On 8 April 1866, Nerrigundah was raided by bushrangers, the Clarke brothers, Thomas and John, and their associates. They held up a number of passers-by outside the town at Deep Creek and then attacked the store and hotel. During the raid, William Fletcher, a new recruit to the gang, was shot dead by NSW Police trooper Miles O'Grady when he and constable Smythe confronted the gang. Trooper O'Grady was shot and later died of his wounds and was buried in Moruya. A monument to his memory was erected and remains at Nerrigundah.

Although the area was already a mining settlement, the site of the Village of Nerrigundah was not reserved until April 1868. The plan of the village probably reflects the irregular layout of the earlier settlement.

Gold mining in the area continued into the early years of the 20th century.

Following its heyday during gold mining, Nerrigundah survived as a small village sustained by local production of timber, wattle bark (for tanning) and eucalyptus oil. Nerrigundah had a sawmill that provided employment, including for local Yuin people.
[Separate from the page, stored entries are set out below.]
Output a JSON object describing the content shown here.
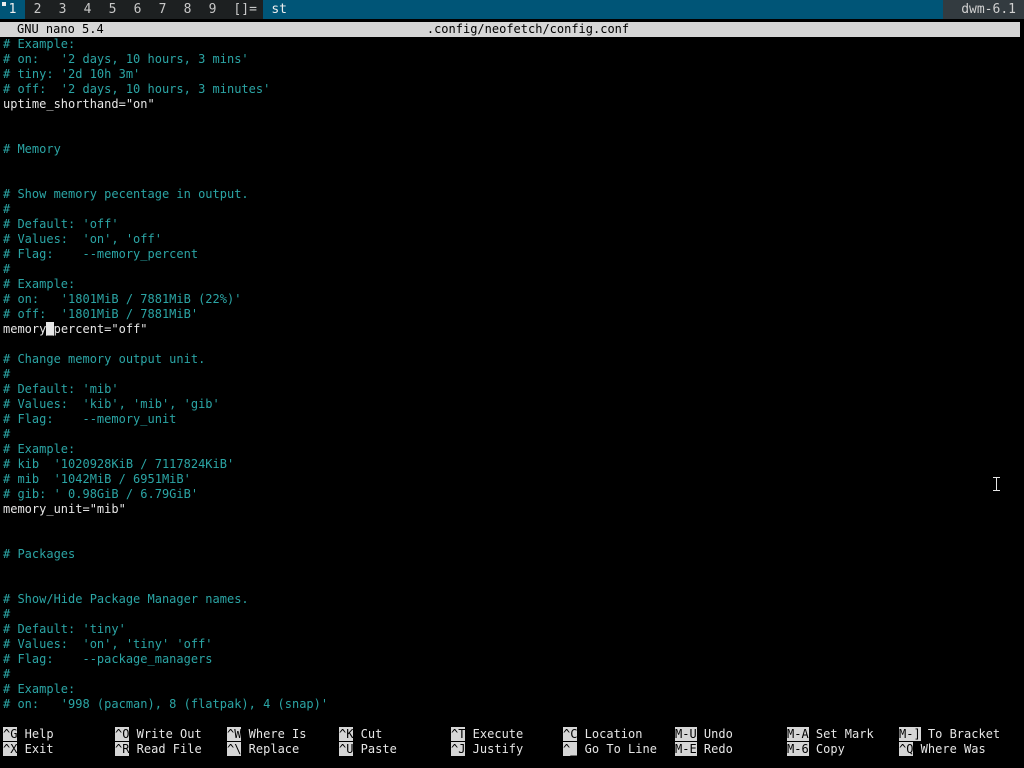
{
  "bar": {
    "tags": [
      "1",
      "2",
      "3",
      "4",
      "5",
      "6",
      "7",
      "8",
      "9"
    ],
    "active_tag": 0,
    "layout": "[]=",
    "window_title": "st",
    "status": "dwm-6.1"
  },
  "nano": {
    "version": "GNU nano 5.4",
    "filename": ".config/neofetch/config.conf"
  },
  "editor_lines": [
    {
      "text": "# Example:",
      "kind": "comment"
    },
    {
      "text": "# on:   '2 days, 10 hours, 3 mins'",
      "kind": "comment"
    },
    {
      "text": "# tiny: '2d 10h 3m'",
      "kind": "comment"
    },
    {
      "text": "# off:  '2 days, 10 hours, 3 minutes'",
      "kind": "comment"
    },
    {
      "text": "uptime_shorthand=\"on\"",
      "kind": "code"
    },
    {
      "text": "",
      "kind": "blank"
    },
    {
      "text": "",
      "kind": "blank"
    },
    {
      "text": "# Memory",
      "kind": "comment"
    },
    {
      "text": "",
      "kind": "blank"
    },
    {
      "text": "",
      "kind": "blank"
    },
    {
      "text": "# Show memory pecentage in output.",
      "kind": "comment"
    },
    {
      "text": "#",
      "kind": "comment"
    },
    {
      "text": "# Default: 'off'",
      "kind": "comment"
    },
    {
      "text": "# Values:  'on', 'off'",
      "kind": "comment"
    },
    {
      "text": "# Flag:    --memory_percent",
      "kind": "comment"
    },
    {
      "text": "#",
      "kind": "comment"
    },
    {
      "text": "# Example:",
      "kind": "comment"
    },
    {
      "text": "# on:   '1801MiB / 7881MiB (22%)'",
      "kind": "comment"
    },
    {
      "text": "# off:  '1801MiB / 7881MiB'",
      "kind": "comment"
    },
    {
      "text": "memory_percent=\"off\"",
      "kind": "code",
      "cursor_col": 6
    },
    {
      "text": "",
      "kind": "blank"
    },
    {
      "text": "# Change memory output unit.",
      "kind": "comment"
    },
    {
      "text": "#",
      "kind": "comment"
    },
    {
      "text": "# Default: 'mib'",
      "kind": "comment"
    },
    {
      "text": "# Values:  'kib', 'mib', 'gib'",
      "kind": "comment"
    },
    {
      "text": "# Flag:    --memory_unit",
      "kind": "comment"
    },
    {
      "text": "#",
      "kind": "comment"
    },
    {
      "text": "# Example:",
      "kind": "comment"
    },
    {
      "text": "# kib  '1020928KiB / 7117824KiB'",
      "kind": "comment"
    },
    {
      "text": "# mib  '1042MiB / 6951MiB'",
      "kind": "comment"
    },
    {
      "text": "# gib: ' 0.98GiB / 6.79GiB'",
      "kind": "comment"
    },
    {
      "text": "memory_unit=\"mib\"",
      "kind": "code"
    },
    {
      "text": "",
      "kind": "blank"
    },
    {
      "text": "",
      "kind": "blank"
    },
    {
      "text": "# Packages",
      "kind": "comment"
    },
    {
      "text": "",
      "kind": "blank"
    },
    {
      "text": "",
      "kind": "blank"
    },
    {
      "text": "# Show/Hide Package Manager names.",
      "kind": "comment"
    },
    {
      "text": "#",
      "kind": "comment"
    },
    {
      "text": "# Default: 'tiny'",
      "kind": "comment"
    },
    {
      "text": "# Values:  'on', 'tiny' 'off'",
      "kind": "comment"
    },
    {
      "text": "# Flag:    --package_managers",
      "kind": "comment"
    },
    {
      "text": "#",
      "kind": "comment"
    },
    {
      "text": "# Example:",
      "kind": "comment"
    },
    {
      "text": "# on:   '998 (pacman), 8 (flatpak), 4 (snap)'",
      "kind": "comment"
    }
  ],
  "shortcuts": {
    "row1": [
      {
        "key": "^G",
        "label": "Help"
      },
      {
        "key": "^O",
        "label": "Write Out"
      },
      {
        "key": "^W",
        "label": "Where Is"
      },
      {
        "key": "^K",
        "label": "Cut"
      },
      {
        "key": "^T",
        "label": "Execute"
      },
      {
        "key": "^C",
        "label": "Location"
      },
      {
        "key": "M-U",
        "label": "Undo"
      },
      {
        "key": "M-A",
        "label": "Set Mark"
      },
      {
        "key": "M-]",
        "label": "To Bracket"
      }
    ],
    "row2": [
      {
        "key": "^X",
        "label": "Exit"
      },
      {
        "key": "^R",
        "label": "Read File"
      },
      {
        "key": "^\\",
        "label": "Replace"
      },
      {
        "key": "^U",
        "label": "Paste"
      },
      {
        "key": "^J",
        "label": "Justify"
      },
      {
        "key": "^_",
        "label": "Go To Line"
      },
      {
        "key": "M-E",
        "label": "Redo"
      },
      {
        "key": "M-6",
        "label": "Copy"
      },
      {
        "key": "^Q",
        "label": "Where Was"
      }
    ]
  },
  "mouse_cursor_icon": "text-ibeam-icon",
  "colors": {
    "comment": "#2ba5a5",
    "code": "#e6e6e6",
    "bar_accent": "#005577",
    "title_bg": "#d6d6d6"
  }
}
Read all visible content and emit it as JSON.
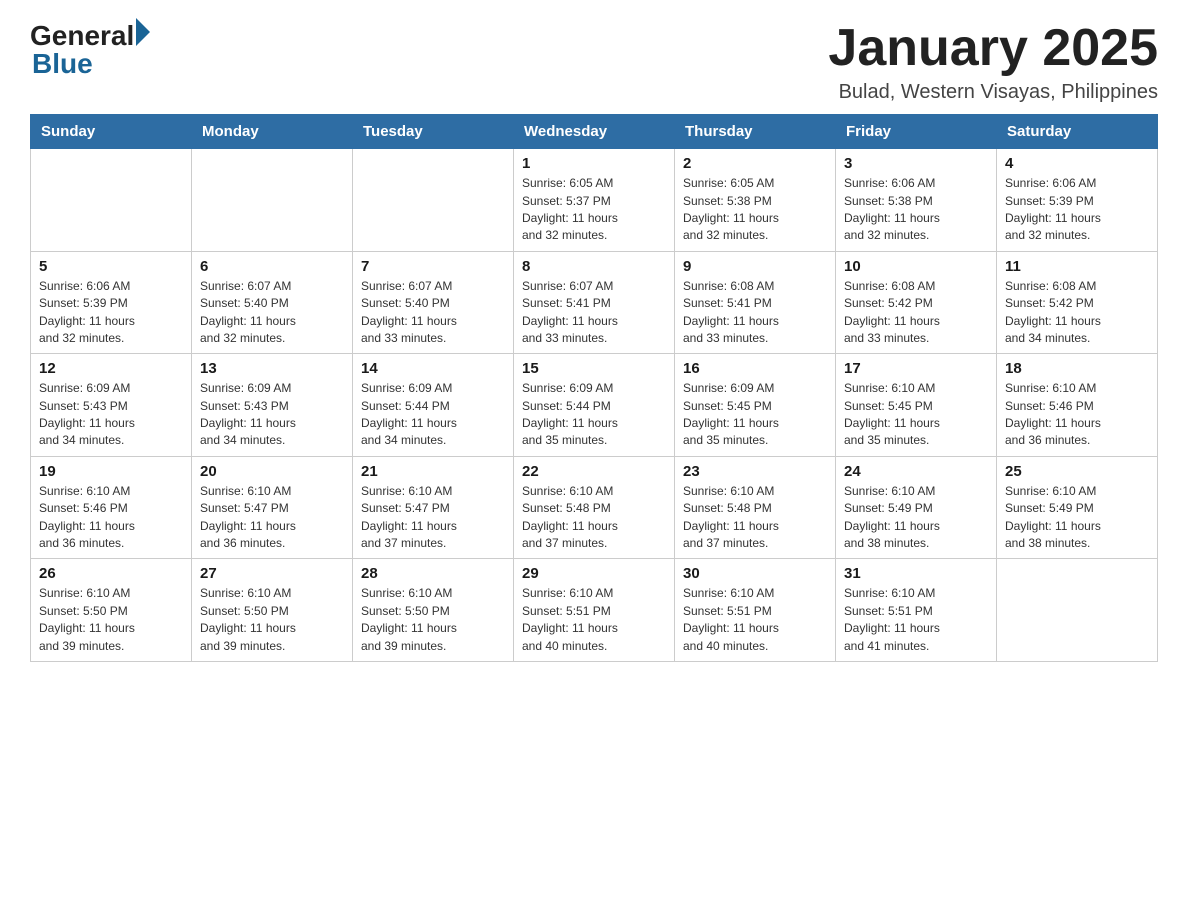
{
  "header": {
    "logo": {
      "general": "General",
      "blue": "Blue"
    },
    "title": "January 2025",
    "subtitle": "Bulad, Western Visayas, Philippines"
  },
  "calendar": {
    "weekdays": [
      "Sunday",
      "Monday",
      "Tuesday",
      "Wednesday",
      "Thursday",
      "Friday",
      "Saturday"
    ],
    "weeks": [
      [
        {
          "day": "",
          "info": ""
        },
        {
          "day": "",
          "info": ""
        },
        {
          "day": "",
          "info": ""
        },
        {
          "day": "1",
          "info": "Sunrise: 6:05 AM\nSunset: 5:37 PM\nDaylight: 11 hours\nand 32 minutes."
        },
        {
          "day": "2",
          "info": "Sunrise: 6:05 AM\nSunset: 5:38 PM\nDaylight: 11 hours\nand 32 minutes."
        },
        {
          "day": "3",
          "info": "Sunrise: 6:06 AM\nSunset: 5:38 PM\nDaylight: 11 hours\nand 32 minutes."
        },
        {
          "day": "4",
          "info": "Sunrise: 6:06 AM\nSunset: 5:39 PM\nDaylight: 11 hours\nand 32 minutes."
        }
      ],
      [
        {
          "day": "5",
          "info": "Sunrise: 6:06 AM\nSunset: 5:39 PM\nDaylight: 11 hours\nand 32 minutes."
        },
        {
          "day": "6",
          "info": "Sunrise: 6:07 AM\nSunset: 5:40 PM\nDaylight: 11 hours\nand 32 minutes."
        },
        {
          "day": "7",
          "info": "Sunrise: 6:07 AM\nSunset: 5:40 PM\nDaylight: 11 hours\nand 33 minutes."
        },
        {
          "day": "8",
          "info": "Sunrise: 6:07 AM\nSunset: 5:41 PM\nDaylight: 11 hours\nand 33 minutes."
        },
        {
          "day": "9",
          "info": "Sunrise: 6:08 AM\nSunset: 5:41 PM\nDaylight: 11 hours\nand 33 minutes."
        },
        {
          "day": "10",
          "info": "Sunrise: 6:08 AM\nSunset: 5:42 PM\nDaylight: 11 hours\nand 33 minutes."
        },
        {
          "day": "11",
          "info": "Sunrise: 6:08 AM\nSunset: 5:42 PM\nDaylight: 11 hours\nand 34 minutes."
        }
      ],
      [
        {
          "day": "12",
          "info": "Sunrise: 6:09 AM\nSunset: 5:43 PM\nDaylight: 11 hours\nand 34 minutes."
        },
        {
          "day": "13",
          "info": "Sunrise: 6:09 AM\nSunset: 5:43 PM\nDaylight: 11 hours\nand 34 minutes."
        },
        {
          "day": "14",
          "info": "Sunrise: 6:09 AM\nSunset: 5:44 PM\nDaylight: 11 hours\nand 34 minutes."
        },
        {
          "day": "15",
          "info": "Sunrise: 6:09 AM\nSunset: 5:44 PM\nDaylight: 11 hours\nand 35 minutes."
        },
        {
          "day": "16",
          "info": "Sunrise: 6:09 AM\nSunset: 5:45 PM\nDaylight: 11 hours\nand 35 minutes."
        },
        {
          "day": "17",
          "info": "Sunrise: 6:10 AM\nSunset: 5:45 PM\nDaylight: 11 hours\nand 35 minutes."
        },
        {
          "day": "18",
          "info": "Sunrise: 6:10 AM\nSunset: 5:46 PM\nDaylight: 11 hours\nand 36 minutes."
        }
      ],
      [
        {
          "day": "19",
          "info": "Sunrise: 6:10 AM\nSunset: 5:46 PM\nDaylight: 11 hours\nand 36 minutes."
        },
        {
          "day": "20",
          "info": "Sunrise: 6:10 AM\nSunset: 5:47 PM\nDaylight: 11 hours\nand 36 minutes."
        },
        {
          "day": "21",
          "info": "Sunrise: 6:10 AM\nSunset: 5:47 PM\nDaylight: 11 hours\nand 37 minutes."
        },
        {
          "day": "22",
          "info": "Sunrise: 6:10 AM\nSunset: 5:48 PM\nDaylight: 11 hours\nand 37 minutes."
        },
        {
          "day": "23",
          "info": "Sunrise: 6:10 AM\nSunset: 5:48 PM\nDaylight: 11 hours\nand 37 minutes."
        },
        {
          "day": "24",
          "info": "Sunrise: 6:10 AM\nSunset: 5:49 PM\nDaylight: 11 hours\nand 38 minutes."
        },
        {
          "day": "25",
          "info": "Sunrise: 6:10 AM\nSunset: 5:49 PM\nDaylight: 11 hours\nand 38 minutes."
        }
      ],
      [
        {
          "day": "26",
          "info": "Sunrise: 6:10 AM\nSunset: 5:50 PM\nDaylight: 11 hours\nand 39 minutes."
        },
        {
          "day": "27",
          "info": "Sunrise: 6:10 AM\nSunset: 5:50 PM\nDaylight: 11 hours\nand 39 minutes."
        },
        {
          "day": "28",
          "info": "Sunrise: 6:10 AM\nSunset: 5:50 PM\nDaylight: 11 hours\nand 39 minutes."
        },
        {
          "day": "29",
          "info": "Sunrise: 6:10 AM\nSunset: 5:51 PM\nDaylight: 11 hours\nand 40 minutes."
        },
        {
          "day": "30",
          "info": "Sunrise: 6:10 AM\nSunset: 5:51 PM\nDaylight: 11 hours\nand 40 minutes."
        },
        {
          "day": "31",
          "info": "Sunrise: 6:10 AM\nSunset: 5:51 PM\nDaylight: 11 hours\nand 41 minutes."
        },
        {
          "day": "",
          "info": ""
        }
      ]
    ]
  }
}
The sawmilling company also provided housing. The sawmilling operation had ended by 2000.

The village had a school from 1863 to 1923 and again from 1959 to 1972. The village has more than one burial ground, including the cemetery dedicated in 1904.

Nerrigundah was severely affected by bushfire, during the 2019–2020 Australian summer. On 31 December 2019, fire destroyed the village's hall and 20 of its 25 homes and one of its residents died. Despite this catastrophe, the population of the locality increased between the 2016 and 2021 censuses.